Bei Bach ist das immer so, wenn er von der Mehrstimmigkeit in die Zweistimmigkeit wechselt, dann hat das etwas zu bedeuten. In diesem Fall ist es eine Öffnung zu anderen Harmonien.

Weil, ich könnte mir jetzt diese Harmonie vorstellen: [spielt h-moll]

Nur, der Hörer macht das nicht, weil er muß erst dazu bewegt werden. Z. B. ein cis im Baß (Tonikagegenklang fis-moll) stellt er sich nicht vor. Aber es wäre ja möglich, daß das g nicht am Ende des Takts erscheint, sondern ein gis. Und dann wären wir im Tonikagegenklang oder in der Dominantparallele.

Es erscheint aber das g, und da ist wiederum interessant, daß das einstimmig ist.

Wenn Bach nun dieses vorherige a hätte liegen lassen, dann würde eine kleine Septim entstehen. Das haben wir in dem Stück später, das ist der Takt 13: [spielt Takt 13]

Darüber werden wir noch sprechen. Jedenfalls, wenn ich diese Septim höre, dann denke ich schon an eine Dominante, nämlich das: [spielt a – cis – e – g]

 

Takt 2

Das passiert aber nicht, sondern es geht weiter mit dem g der Subdominante in der 1. Zählzeit des 2. Takts.

Und hier ist tatsächlich der Schwerpunkt auf der 2. Zählzeit, das ist die Auflösung nach D-dur. Obwohl wir nur 2 Töne haben, ist es klar, das ist D-dur.

Interessant ist nun der 1. Akkord des 2. Takts: Erstens, er ist nicht spielbar. Die 6. Suite ist ja für ein fünfsaitiges Instrument geschrieben. Wir haben die Schwierigkeit, daß wir die E-Saite nicht haben und deshalb gibt es ein paar Modifikationen.

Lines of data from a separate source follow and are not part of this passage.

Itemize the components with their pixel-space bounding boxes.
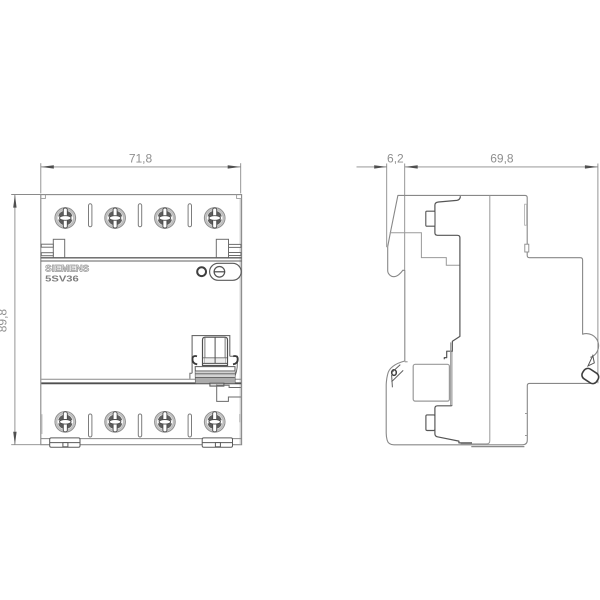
svg-text:5SV36: 5SV36: [45, 274, 79, 283]
svg-text:6,2: 6,2: [387, 152, 404, 166]
svg-text:71,8: 71,8: [129, 152, 153, 166]
svg-text:69,8: 69,8: [490, 152, 514, 166]
svg-text:89,8: 89,8: [0, 309, 9, 333]
svg-text:SIEMENS: SIEMENS: [45, 263, 89, 273]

Aber hier, bei diesem Akkord: [spielt g – g – h – e], das wäre noch spielbar auf einem fünfsaitigen Instrument, aber nicht mehr das: [spielt g – g – h – cis] Das ist nicht mehr spielbar, weil das cis unterhalb der E-Saite liegt.

D. h., man muß hier einen Ton weglassen, wenn man nicht brechen will. Ich habe übrigens noch nie einen Cellisten gehört, der alle 4 Töne spielt.

Welchen Ton lassen wir nun weg? Es gibt 2 Möglichkeiten. Wir haben zunächst diesen Akkord: [spielt g – g – h – e] Da lasse ich auch einen Ton weg, das verdoppelte g, das ist “schmerzlos”.

Weiterhin könnte man so spielen: [spielt g – g – cis], das h weglassen, das oktavierte g, das vorher weggelassen wurde, nun aber spielen. Da haben wir eine gewöhnliche Auflösung vom Tritonus (g – cis) nach D-Dur (fis – d).

Ich mache das nicht, sondern ich möchte die Dissonanz noch verstärken und spiele: [spielt g – h – cis] diese starke Dissonanz mit cis und h.

BW (Burkard Weber): Das ist eine scharfe Auflösung, ist aber schön.

MB: Ja, es steht so da.

Da kommt jetzt noch eines hinzu: die notierten Notenwerte. Es sind in den Unterstimmen Halbe Notenwerte und in der Oberstimme Viertelnoten.

Normalerweise wären jetzt diese Viertelnoten gebunden. Weil immer dann … [spielt eine kurze Passage aus der Gavotte II in D-Dur, Takte 12ff] Hier stehen auch keine Bindebögen, aber in der Unterstimme sind Viertel und in der Oberstimme Achtel.

Das bedeutet in der Regel, also in fast allen Fällen bei Bach, daß die Oberstimme dann gebunden ist. Das bedeutet außerdem, daß die angebundene 2. Note unbetont ist.

Das ist meine Beobachtung, die ich gemacht habe bei der Untersuchung der Bindebögen. Ich spreche da von einem Bindebogen-Kodex. Es gibt ungefähr 10 Regeln mit kleinen Modifikationen.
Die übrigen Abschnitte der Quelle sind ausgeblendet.